Le formation des imams s’inscrit dans l’engagement du Souverain à protéger la religion

La formation des Imams et Prédicatrices, mission pour laquelle Sa Majesté le Roi, Amir Al Mouminine, a créé l’Institut Mohammed VI de Formation des Imams, Morchidines et Morchidates, s’inscrit dans l’engagement du Souverain à protéger la religion, a assuré, samedi à Rabat, le ministre des Habous et des Affaires Islamiques, M. Ahmed Toufiq.
SM le Roi, Amir Al-Mouminine (Commandeur des Croyants) a procédé, depuis son accession au Trône, à des réformes structurantes et introduit une dynamique de concordance entre les cadres institutionnels de gestion moderne et les finalités de la religion sous différents aspects, a souligné M. Toufiq dans une allocution à l’occasion de la visite effectuée par SM le Roi et Sa Sainteté le Pape François à l’Institut Mohammed VI de Formation des Imams, Morchidines et Morchidates
La création de cet Institut par Sa Majesté le Roi, que Dieu L’assiste, constitue un des symboles forts d’une tradition ingénieuse et raffinée qui s’inspire des fondamentaux religieux de la Nation marocaine, tradition ancrée dans l’histoire et qui a la force et l’intelligence qui lui permettent de s’adapter aux aspirations des gens et aux finalités du message divin, a poursuivi M. Toufiq.

Et d’ajouter que “les composantes de cette tradition offrent ainsi les possibilités de forger un modèle de développement intégré, où l’homme se prend en charge tout en se sentant, dans ses états de force et de faiblesse, conforté par la présence permanente de Dieu, le Tout Puissant, le Tout Clément, le Tout Miséricordieux”.
M. Toufiq a, en outre, indiqué que le Maroc a préservé ce régime de l’Islam premier, notamment à travers l’institution d’Imarat Al Mouminine qui demeure fondée sur un contrat politico-social écrit, en vertu duquel le détenteur de la légitimité protège la religion de la Nation, sa sécurité et son ordre public.
Pour M. Toufiq, certaines problématiques majeures que rencontre la gestion de l’Islam ailleurs, trouvent leurs solutions dans le contexte de la Commanderie des Croyants.

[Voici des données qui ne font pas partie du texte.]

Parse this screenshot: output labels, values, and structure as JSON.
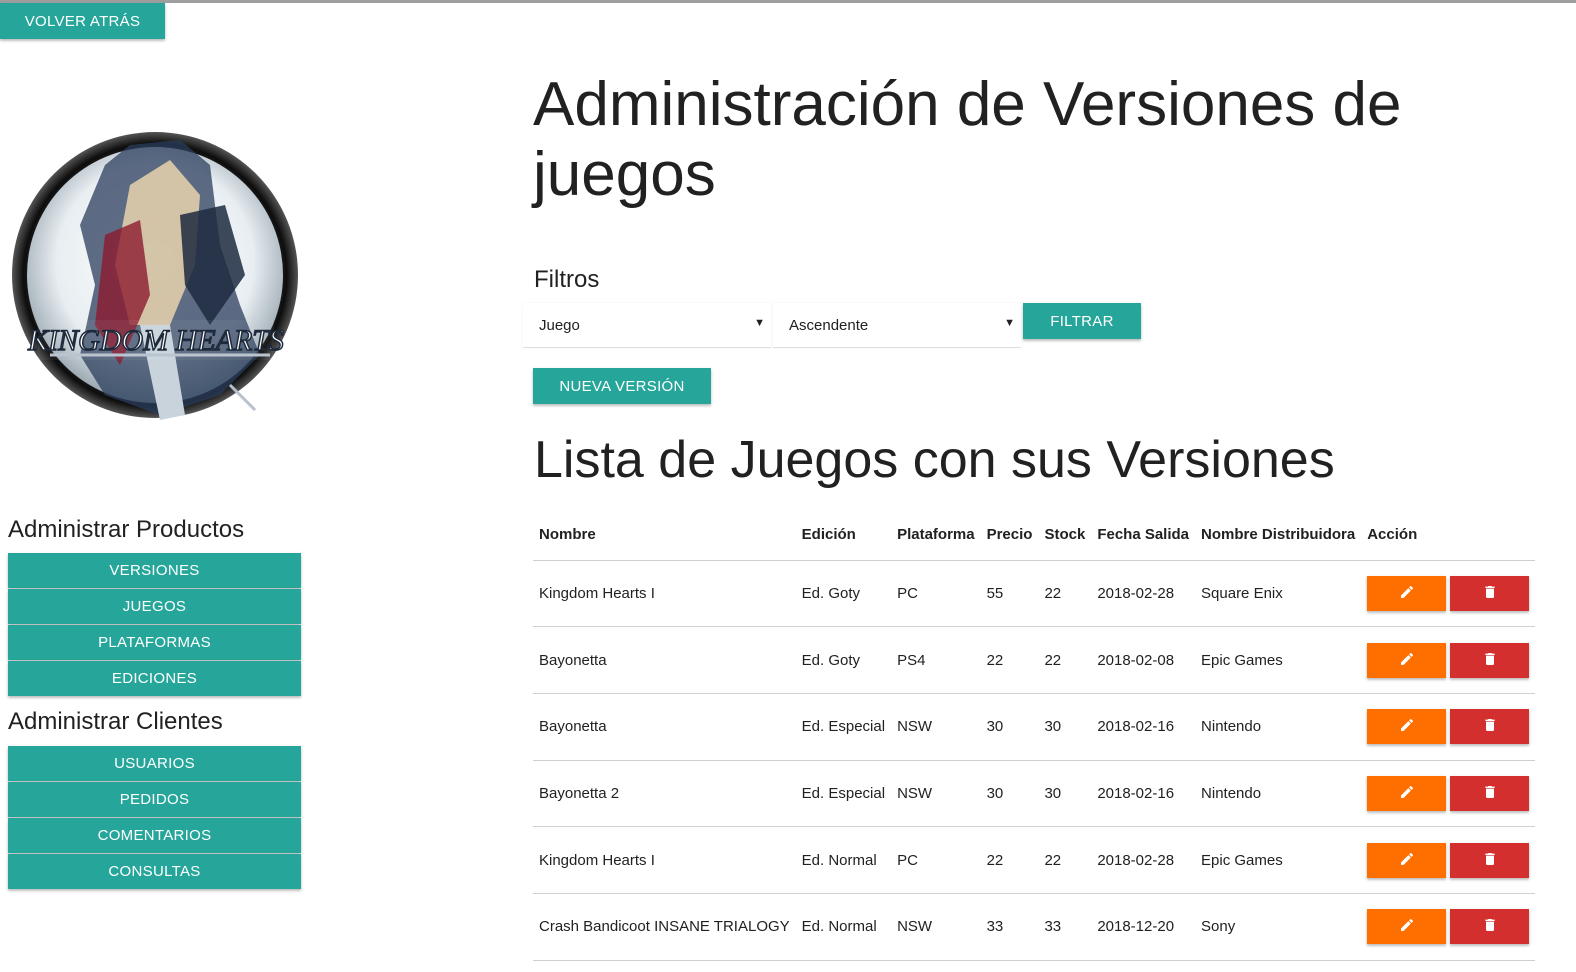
{
  "header": {
    "back_label": "VOLVER ATRÁS"
  },
  "sidebar": {
    "products_title": "Administrar Productos",
    "products_items": [
      "VERSIONES",
      "JUEGOS",
      "PLATAFORMAS",
      "EDICIONES"
    ],
    "clients_title": "Administrar Clientes",
    "clients_items": [
      "USUARIOS",
      "PEDIDOS",
      "COMENTARIOS",
      "CONSULTAS"
    ]
  },
  "logo": {
    "text": "KINGDOM HEARTS"
  },
  "main": {
    "title": "Administración de Versiones de juegos",
    "filters_label": "Filtros",
    "filter_field_value": "Juego",
    "filter_order_value": "Ascendente",
    "filter_button": "FILTRAR",
    "new_button": "NUEVA VERSIÓN",
    "list_title": "Lista de Juegos con sus Versiones"
  },
  "table": {
    "columns": [
      "Nombre",
      "Edición",
      "Plataforma",
      "Precio",
      "Stock",
      "Fecha Salida",
      "Nombre Distribuidora",
      "Acción"
    ],
    "rows": [
      [
        "Kingdom Hearts I",
        "Ed. Goty",
        "PC",
        "55",
        "22",
        "2018-02-28",
        "Square Enix"
      ],
      [
        "Bayonetta",
        "Ed. Goty",
        "PS4",
        "22",
        "22",
        "2018-02-08",
        "Epic Games"
      ],
      [
        "Bayonetta",
        "Ed. Especial",
        "NSW",
        "30",
        "30",
        "2018-02-16",
        "Nintendo"
      ],
      [
        "Bayonetta 2",
        "Ed. Especial",
        "NSW",
        "30",
        "30",
        "2018-02-16",
        "Nintendo"
      ],
      [
        "Kingdom Hearts I",
        "Ed. Normal",
        "PC",
        "22",
        "22",
        "2018-02-28",
        "Epic Games"
      ],
      [
        "Crash Bandicoot INSANE TRIALOGY",
        "Ed. Normal",
        "NSW",
        "33",
        "33",
        "2018-12-20",
        "Sony"
      ]
    ]
  },
  "colors": {
    "primary": "#26a69a",
    "edit": "#ff6f00",
    "delete": "#d32f2f"
  },
  "icons": {
    "edit": "pencil-icon",
    "delete": "trash-icon",
    "select": "dropdown-arrow-icon"
  }
}
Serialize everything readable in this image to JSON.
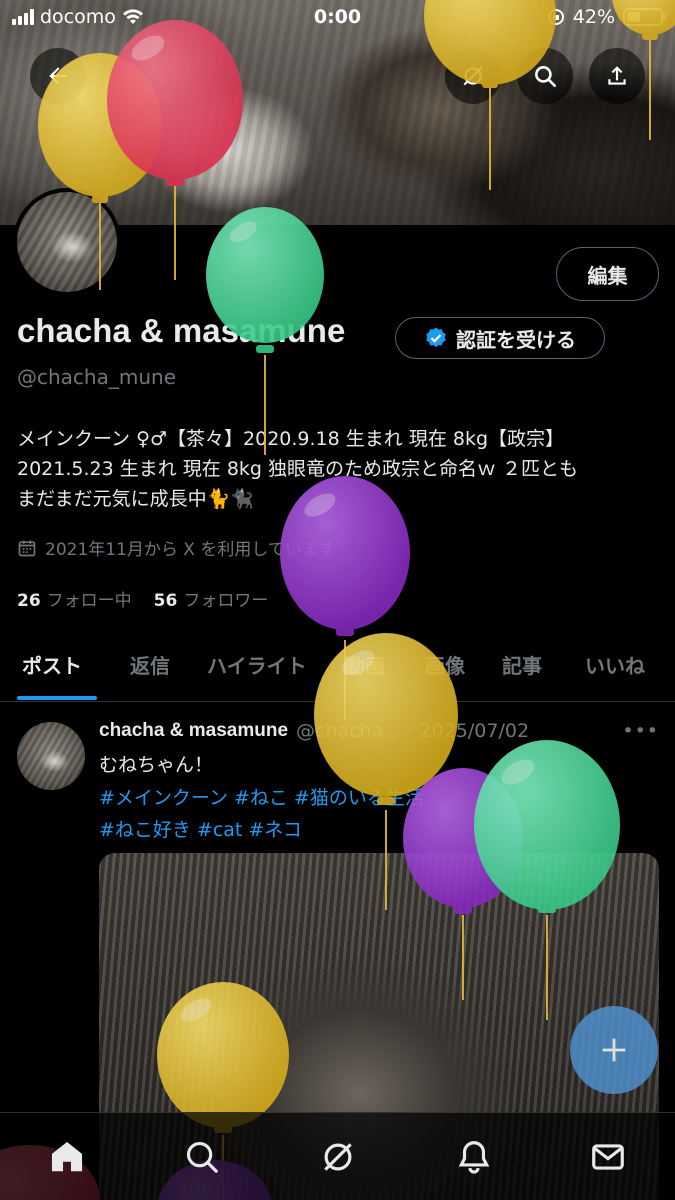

Ces problématiques, a-t-il dit, sont liées à différents aspects de la religion, sa présence dans l’Etat, sa protection, son rapport à la politique, sa position par rapport à l’application de la chariâ, son attitude vis-à-vis des tendances rigoristes, sa vision des libertés et des valeurs universelles, sa réforme de l’enseignement religieux et enfin la place du leadership religieux dans ce système.
La présence de la religion dans la vie des gens est une nécessité philosophique et pratique, une réponse à la quête de sens, un besoin éthique et une source morale pour la nation, a fait savoir M. Toufiq, notant que la protection de la religion, stricto sensu, est assurée par un encadrement humain de théologiens et d’imams, et facilitée par l’offre d’un service rituel et éducatif adéquat.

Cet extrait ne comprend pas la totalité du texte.